Based on the literature review, the research is thought to be the first study that used this novel combined methodology, which includes data pre-processing and automated machine learning to forecast municipal water demand depending on some lags’ values of water consumption as model input. As such, it is considering the effect of all climate, demographic and socio-economic factors.

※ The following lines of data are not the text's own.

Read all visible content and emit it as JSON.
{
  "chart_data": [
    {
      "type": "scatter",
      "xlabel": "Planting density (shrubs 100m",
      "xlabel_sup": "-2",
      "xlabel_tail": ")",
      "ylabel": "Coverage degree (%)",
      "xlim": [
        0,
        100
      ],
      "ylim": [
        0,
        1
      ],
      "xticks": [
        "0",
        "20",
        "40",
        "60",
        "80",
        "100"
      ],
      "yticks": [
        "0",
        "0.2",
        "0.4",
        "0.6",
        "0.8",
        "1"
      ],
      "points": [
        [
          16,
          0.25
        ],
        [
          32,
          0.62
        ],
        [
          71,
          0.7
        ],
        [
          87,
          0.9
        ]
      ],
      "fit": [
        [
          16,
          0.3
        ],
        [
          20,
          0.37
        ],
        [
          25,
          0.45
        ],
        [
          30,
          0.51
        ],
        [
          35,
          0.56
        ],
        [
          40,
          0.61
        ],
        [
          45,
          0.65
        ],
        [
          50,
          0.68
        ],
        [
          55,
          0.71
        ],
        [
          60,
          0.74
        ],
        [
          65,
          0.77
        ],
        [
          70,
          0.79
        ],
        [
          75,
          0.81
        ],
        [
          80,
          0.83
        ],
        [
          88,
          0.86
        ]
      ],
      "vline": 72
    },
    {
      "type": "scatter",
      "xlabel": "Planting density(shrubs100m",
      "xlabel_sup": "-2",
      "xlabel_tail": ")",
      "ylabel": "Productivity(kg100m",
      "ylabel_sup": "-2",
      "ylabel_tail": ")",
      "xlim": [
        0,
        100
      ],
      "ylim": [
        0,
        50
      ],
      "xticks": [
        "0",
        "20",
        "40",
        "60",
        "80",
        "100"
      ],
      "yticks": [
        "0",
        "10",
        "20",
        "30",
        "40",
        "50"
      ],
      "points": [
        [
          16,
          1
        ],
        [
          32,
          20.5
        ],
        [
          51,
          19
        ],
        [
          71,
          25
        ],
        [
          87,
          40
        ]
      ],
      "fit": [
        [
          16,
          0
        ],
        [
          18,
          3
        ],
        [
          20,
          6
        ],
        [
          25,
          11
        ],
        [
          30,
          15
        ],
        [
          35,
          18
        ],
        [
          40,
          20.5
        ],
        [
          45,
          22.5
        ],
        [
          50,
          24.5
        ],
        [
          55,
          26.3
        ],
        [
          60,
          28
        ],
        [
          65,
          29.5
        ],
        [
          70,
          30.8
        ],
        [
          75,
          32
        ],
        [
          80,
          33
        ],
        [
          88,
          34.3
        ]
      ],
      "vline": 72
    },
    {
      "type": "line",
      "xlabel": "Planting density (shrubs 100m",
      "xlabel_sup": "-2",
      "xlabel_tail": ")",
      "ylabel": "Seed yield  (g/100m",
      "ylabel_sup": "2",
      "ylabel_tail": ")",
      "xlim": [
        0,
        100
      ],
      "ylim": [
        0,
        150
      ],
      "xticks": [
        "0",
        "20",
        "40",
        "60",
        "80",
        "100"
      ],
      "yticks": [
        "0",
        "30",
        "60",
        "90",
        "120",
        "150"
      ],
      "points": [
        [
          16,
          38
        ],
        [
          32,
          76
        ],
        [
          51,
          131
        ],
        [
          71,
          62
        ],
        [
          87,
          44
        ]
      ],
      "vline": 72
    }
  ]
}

In this manuscript, the performance of novel combined models that include pre-treatment signal, mutual information and the BSA-ANN technique were assessed to estimate the monthly municipal water needed based on previous water consumption. Historical data of monthly water consumption over ten years from the Gauteng province, South Africa, was utilized to build and evaluate the predictive model developed. The outcomes show that data pre-processing is a crucial step to enhance the quality of the data before feeding it into the model by denoising time series and selecting the best scenario of model input. Moreover, the hybrid BSA-ANN algorithm can be successfully applied to select optimum ANN hyperparameters, and it outperforms the CSA-ANN algorithm based on fitness function (RMSE). In addition, the ANN model (stand-alone) was used to decrease the uncertainty by validating the outcomes of the hybrid model (BSA-ANN). Moreover, the results confirm the appropriateness of the combined model to forecast water demand depending on the historical water consumption of a city under variability in climate and socio-economic factors, such the Gauteng province. The advantages of the proposed methodology are: easy to be implemented, high accuracy with less uncertainty, time-saving qualities, and applicability when the climate and socio-economic factors are missing (i.e., lost the information of factors that drive water demand). Hence, these results can accurately inform Rand Water (i.e., its decision makers and managers), helping this water utility company to better manage the existing municipal water system and to better plan for extensions in response to the increasing consumption, which would lead to better service and the better management of resources in the Gauteng province. Therefore, taking into consideration all the benefits mentioned before, we recommend that additional studies are conducted in other regions with similar or different climatic and socio-economic factors, or regions that lack climatic and socio-economic factors but have reliable water consumption data. Moreover, based on the outputs of the current study, we recommend exploring the use of different techniques of data pre-processing and several hybrid models in the simulation of municipal water demand depending on historical water consumption for other cities in the world due to the fact that there is no global method that surpasses all the models for predicting water demand.